L’idée n’est pas de ruser avec les lois. Dans la limite des possibilités offertes par celles-ci, on décrète une remise à zéro des compteurs. Les poursuites judiciaires démarrent avec le pouvoir de 2024. Le président n’aura même pas la possibilité d’intervenir sur les dossiers en provenance des corps de contrôle. Pour les anciens dossiers, le recouvrement à l’amiable, sans esprit d’humiliation, sera largement mis en avant.
Conseil N° 5 : renforcer la culture de feedback, pilier essentiel des démarches inclusives
L’idée ici est d’introduire la culture du feedback avec une symétrie des attentions. Il faut écouter l’électorat dans ses divers segments, mais aussi les militants et les sympathisants.

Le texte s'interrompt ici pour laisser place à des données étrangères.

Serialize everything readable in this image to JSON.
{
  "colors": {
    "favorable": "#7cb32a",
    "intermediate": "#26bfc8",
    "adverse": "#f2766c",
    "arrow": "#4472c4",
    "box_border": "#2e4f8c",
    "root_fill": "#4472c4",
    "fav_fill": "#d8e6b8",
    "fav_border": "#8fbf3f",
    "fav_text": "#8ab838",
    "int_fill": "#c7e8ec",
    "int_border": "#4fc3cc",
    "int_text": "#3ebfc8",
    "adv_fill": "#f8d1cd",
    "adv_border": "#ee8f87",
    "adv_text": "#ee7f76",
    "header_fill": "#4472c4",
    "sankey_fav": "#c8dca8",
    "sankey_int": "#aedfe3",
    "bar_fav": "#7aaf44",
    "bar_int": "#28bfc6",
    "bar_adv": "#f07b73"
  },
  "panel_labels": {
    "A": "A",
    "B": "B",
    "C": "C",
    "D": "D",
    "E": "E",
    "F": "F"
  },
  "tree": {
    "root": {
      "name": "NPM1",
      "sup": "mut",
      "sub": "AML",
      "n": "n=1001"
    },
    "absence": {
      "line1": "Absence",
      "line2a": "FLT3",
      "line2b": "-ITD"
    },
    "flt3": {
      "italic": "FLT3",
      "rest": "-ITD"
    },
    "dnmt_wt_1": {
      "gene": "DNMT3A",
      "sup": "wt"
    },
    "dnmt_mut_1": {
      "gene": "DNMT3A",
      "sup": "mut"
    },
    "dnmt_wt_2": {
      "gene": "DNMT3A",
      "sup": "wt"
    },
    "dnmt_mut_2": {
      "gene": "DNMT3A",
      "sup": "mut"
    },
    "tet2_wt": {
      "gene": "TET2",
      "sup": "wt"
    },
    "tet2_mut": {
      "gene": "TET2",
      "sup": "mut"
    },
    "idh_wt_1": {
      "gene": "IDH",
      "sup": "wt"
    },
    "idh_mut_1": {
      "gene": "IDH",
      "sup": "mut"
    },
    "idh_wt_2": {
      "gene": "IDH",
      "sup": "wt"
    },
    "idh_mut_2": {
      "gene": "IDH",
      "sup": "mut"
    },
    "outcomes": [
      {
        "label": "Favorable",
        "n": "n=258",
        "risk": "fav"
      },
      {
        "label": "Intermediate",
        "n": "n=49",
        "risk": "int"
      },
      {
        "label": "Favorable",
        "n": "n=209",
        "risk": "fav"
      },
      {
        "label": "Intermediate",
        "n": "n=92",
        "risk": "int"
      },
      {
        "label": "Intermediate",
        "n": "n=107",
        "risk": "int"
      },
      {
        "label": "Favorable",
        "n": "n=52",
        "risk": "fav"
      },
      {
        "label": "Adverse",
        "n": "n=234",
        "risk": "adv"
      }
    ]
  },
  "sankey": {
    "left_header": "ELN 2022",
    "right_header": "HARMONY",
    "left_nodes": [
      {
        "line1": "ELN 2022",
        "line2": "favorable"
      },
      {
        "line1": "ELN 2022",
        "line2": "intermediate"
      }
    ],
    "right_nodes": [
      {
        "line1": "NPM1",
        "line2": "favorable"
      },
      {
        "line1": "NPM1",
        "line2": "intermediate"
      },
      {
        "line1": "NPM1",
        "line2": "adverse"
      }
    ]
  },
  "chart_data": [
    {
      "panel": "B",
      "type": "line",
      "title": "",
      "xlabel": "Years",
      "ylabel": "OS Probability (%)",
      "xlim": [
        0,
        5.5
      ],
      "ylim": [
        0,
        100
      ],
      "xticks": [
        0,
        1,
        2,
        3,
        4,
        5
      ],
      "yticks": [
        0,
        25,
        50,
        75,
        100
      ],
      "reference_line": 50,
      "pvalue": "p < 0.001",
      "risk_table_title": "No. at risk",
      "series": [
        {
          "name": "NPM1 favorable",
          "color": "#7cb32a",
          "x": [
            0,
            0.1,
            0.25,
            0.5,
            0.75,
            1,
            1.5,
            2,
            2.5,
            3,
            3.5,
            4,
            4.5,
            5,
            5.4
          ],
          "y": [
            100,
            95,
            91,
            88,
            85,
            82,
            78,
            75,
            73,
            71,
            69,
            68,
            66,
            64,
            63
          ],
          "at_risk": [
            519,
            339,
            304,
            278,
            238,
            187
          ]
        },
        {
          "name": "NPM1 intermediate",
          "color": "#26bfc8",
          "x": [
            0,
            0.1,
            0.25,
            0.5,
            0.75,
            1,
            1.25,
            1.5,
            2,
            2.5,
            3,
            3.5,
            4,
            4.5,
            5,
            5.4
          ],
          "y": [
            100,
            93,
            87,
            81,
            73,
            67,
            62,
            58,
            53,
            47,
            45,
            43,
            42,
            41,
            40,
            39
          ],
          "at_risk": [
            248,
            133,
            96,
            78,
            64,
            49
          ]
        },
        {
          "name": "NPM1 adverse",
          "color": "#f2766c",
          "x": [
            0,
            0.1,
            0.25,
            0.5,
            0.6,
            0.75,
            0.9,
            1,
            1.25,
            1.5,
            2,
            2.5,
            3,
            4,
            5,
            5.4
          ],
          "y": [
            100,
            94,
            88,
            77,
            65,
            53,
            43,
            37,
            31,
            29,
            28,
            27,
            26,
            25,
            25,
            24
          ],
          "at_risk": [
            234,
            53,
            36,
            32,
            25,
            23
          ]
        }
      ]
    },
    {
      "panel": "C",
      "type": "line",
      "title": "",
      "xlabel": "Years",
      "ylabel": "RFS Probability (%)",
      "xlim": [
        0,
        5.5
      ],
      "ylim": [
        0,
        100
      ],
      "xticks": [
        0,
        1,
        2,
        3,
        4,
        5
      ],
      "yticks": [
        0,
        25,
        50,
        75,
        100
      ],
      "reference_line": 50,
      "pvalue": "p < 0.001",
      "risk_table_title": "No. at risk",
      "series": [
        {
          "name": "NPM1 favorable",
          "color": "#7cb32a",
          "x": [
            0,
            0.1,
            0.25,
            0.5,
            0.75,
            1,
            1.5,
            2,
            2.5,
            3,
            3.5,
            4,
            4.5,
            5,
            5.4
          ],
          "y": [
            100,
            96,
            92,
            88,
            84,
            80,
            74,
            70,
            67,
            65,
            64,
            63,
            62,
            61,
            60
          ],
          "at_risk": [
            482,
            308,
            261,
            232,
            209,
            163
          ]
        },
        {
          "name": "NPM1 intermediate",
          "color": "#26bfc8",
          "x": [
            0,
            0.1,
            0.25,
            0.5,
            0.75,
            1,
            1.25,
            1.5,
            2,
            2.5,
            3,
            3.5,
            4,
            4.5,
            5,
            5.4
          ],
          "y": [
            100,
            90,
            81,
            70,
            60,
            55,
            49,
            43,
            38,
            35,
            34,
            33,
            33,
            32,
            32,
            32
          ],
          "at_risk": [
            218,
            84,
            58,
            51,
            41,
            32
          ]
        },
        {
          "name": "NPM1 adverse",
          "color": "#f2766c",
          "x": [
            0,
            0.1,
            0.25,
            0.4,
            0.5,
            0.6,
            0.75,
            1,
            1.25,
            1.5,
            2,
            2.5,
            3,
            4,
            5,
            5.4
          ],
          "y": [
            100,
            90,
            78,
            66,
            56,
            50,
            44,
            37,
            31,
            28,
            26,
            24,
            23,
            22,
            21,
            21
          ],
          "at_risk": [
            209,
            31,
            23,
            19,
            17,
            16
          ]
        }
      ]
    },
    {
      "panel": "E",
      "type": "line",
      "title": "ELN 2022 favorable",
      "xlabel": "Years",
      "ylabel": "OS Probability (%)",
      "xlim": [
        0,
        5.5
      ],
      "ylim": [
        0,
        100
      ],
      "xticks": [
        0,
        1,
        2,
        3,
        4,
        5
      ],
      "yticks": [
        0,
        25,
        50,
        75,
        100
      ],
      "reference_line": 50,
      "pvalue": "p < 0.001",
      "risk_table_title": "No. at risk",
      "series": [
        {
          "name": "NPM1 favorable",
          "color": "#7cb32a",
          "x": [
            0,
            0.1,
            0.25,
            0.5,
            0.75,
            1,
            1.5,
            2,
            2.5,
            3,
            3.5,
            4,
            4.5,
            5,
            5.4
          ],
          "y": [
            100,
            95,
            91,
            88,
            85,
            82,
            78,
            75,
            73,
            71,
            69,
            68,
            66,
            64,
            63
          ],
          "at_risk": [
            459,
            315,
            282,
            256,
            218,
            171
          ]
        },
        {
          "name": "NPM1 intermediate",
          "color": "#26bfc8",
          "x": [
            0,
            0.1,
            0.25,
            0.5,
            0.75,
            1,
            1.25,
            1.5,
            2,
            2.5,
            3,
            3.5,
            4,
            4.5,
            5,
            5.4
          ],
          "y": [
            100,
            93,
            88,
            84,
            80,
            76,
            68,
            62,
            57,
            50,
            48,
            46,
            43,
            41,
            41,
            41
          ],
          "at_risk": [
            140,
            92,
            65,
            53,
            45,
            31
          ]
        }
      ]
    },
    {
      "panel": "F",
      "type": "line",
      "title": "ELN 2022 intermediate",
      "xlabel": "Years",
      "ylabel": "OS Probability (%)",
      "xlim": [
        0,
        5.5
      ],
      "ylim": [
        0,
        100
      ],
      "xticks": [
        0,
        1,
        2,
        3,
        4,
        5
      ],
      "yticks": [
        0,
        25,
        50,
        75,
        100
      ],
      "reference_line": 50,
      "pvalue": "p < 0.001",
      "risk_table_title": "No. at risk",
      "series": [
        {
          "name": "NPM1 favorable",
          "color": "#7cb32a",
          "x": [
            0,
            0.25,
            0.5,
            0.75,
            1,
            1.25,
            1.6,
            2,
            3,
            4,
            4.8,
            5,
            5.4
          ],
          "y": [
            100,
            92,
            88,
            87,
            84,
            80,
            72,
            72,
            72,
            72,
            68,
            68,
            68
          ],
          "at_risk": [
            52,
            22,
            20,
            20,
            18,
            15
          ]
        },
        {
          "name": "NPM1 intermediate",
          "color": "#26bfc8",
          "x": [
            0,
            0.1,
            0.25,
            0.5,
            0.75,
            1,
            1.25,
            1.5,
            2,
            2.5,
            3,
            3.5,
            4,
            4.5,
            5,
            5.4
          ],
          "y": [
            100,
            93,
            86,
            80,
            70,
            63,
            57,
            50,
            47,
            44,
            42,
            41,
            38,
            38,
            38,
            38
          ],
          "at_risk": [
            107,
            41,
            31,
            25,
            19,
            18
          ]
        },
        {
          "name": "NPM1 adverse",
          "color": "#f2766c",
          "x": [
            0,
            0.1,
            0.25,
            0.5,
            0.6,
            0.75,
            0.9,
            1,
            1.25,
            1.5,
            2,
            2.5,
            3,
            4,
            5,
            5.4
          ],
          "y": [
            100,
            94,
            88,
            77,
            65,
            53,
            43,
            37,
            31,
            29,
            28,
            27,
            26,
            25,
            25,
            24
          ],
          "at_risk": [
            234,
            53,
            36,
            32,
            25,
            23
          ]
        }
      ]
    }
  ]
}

Pastef pourra s’appuyer sur des études et des sondages rapides pour régulièrement peser l’impact de toutes les actions du parti sur son écosystème. Une segmentation assez fine permettrait de moduler la communication. Les questions qui pourraient faire l’objet de sondage auprès des différents segments de l’électorat sont :
– la notoriété du parti et de son président,
– ce que les populations retiennent du projet Pastef,
– l’image d’homme d’État d’Ousmane Sonko,
– la communication du Pastef,
– les mots d’ordre du style « gatsa-gatsa »,
– la confiance aux leaders de Pastef,
– le fonctionnement des structures,
– le leadership interne,
– le partage des informations, etc.
La mise en œuvre de ces conseils peut contribuer à apaiser l’interaction conflictuelle entre les deux protagonistes. Ousmane Sonko devrait renforcer la mobilisation pacifique pour créer un rapport de force favorable et en même temps offrir des portes de sortie au camp d’en face. On espère bien que cela va renforcer le processus d’apaisement, d’autant plus que malgré les déchaînements de violence, les Sénégalais sont fondamentalement pacifiques et ils oublient vite. « Masla » et « Yeurmandé » sont très ancrés dans nos conduites quotidiennes. Il suffit de voir comment Aminata Touré a été accueillie par les leaders de YAW lors du meeting de Parcelles et ses nouveaux liens avec Guy Marius Sagna pour en être convaincu. Demain, rien n’exclut de voir assis côte à côte Macky Sall, Ousmane Sonko et leurs épouses respectives. Si le principal ennemi de Pastef est le retard économique, mises à part les personnes impliquées dans des dossiers de meurtre, quelle serait l’utilité de mener des poursuites ou de tenter d’humilier qui que ce soit ? À Macky également d’avoir foi en le génie et en la sagesse de ce peuple sénégalais en général et en la magnanimité de l’opposition en particulier.